The Baroness’s remarks were made during two debates at the House of Lords this week, as peers consider the detail of the Government’s Higher Education and Research Bill. The Bill seeks to regulate aspects of the higher education sector and make it easier to establish new universities.

During Monday’s debate Baroness Bakewell said: “We need to include in the essence of the Bill the fact that part-time university study is a valid, important and growing sector.

She added that part-time study benefits “not simply 18 to 24 year-old students; people are graduating from Birkbeck in their 50s,60s and 70s with full-scale degrees. They are retraining, they come from every kind of background and they really appreciate the training they get. “

In yesterday’s debate, Baroness Bakewell stressed the importance of part-time study to mature learners or those who may have missed out on studying earlier in their lives.  Her comments were supported by Birkbeck Fellow and former Master of Birkbeck, Baroness Tessa Blackstone.

She said: “Mature students who study part-time…give up a huge amount of their leisure time; they sacrifice all that to work and study at the same time.

“We have to get away from the notion that university and higher education is primarily about full-time study…things are changing and we are going to see far more part-time students in the coming years.” She said this was in part because “changes in the wider environment will require them to return to part-time higher education to improve their knowledge and update their skills. Only if they do that will they be able to truly contribute to the knowledge economy.”

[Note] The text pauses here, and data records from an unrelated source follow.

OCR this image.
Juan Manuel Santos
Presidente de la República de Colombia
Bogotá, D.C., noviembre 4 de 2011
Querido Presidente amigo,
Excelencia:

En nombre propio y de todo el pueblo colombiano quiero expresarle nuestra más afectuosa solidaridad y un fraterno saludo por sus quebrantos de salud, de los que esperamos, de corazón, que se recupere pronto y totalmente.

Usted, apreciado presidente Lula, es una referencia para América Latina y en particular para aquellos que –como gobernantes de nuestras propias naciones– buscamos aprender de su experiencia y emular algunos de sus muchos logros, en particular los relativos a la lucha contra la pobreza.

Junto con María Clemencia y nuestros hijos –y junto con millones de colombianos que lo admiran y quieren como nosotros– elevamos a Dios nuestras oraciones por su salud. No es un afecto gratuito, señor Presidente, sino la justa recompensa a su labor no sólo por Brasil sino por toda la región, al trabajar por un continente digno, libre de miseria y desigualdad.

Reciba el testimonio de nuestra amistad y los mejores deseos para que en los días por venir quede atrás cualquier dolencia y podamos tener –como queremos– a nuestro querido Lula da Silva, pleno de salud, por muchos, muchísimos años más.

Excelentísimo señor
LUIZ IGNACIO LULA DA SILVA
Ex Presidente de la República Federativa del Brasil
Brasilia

Birkbeck has welcomed the Higher Education and Research Bill in principle but has voiced concerns over the lack of specific support for mature and part-time learners, the role of the proposed Office for Students, and the implementation of the new Teaching Excellence Framework. An exceptionally large number of amendments to the Bill – more than 500 – have been proposed by members of the House of Lords, who will debate the Bill in detail over the next few weeks.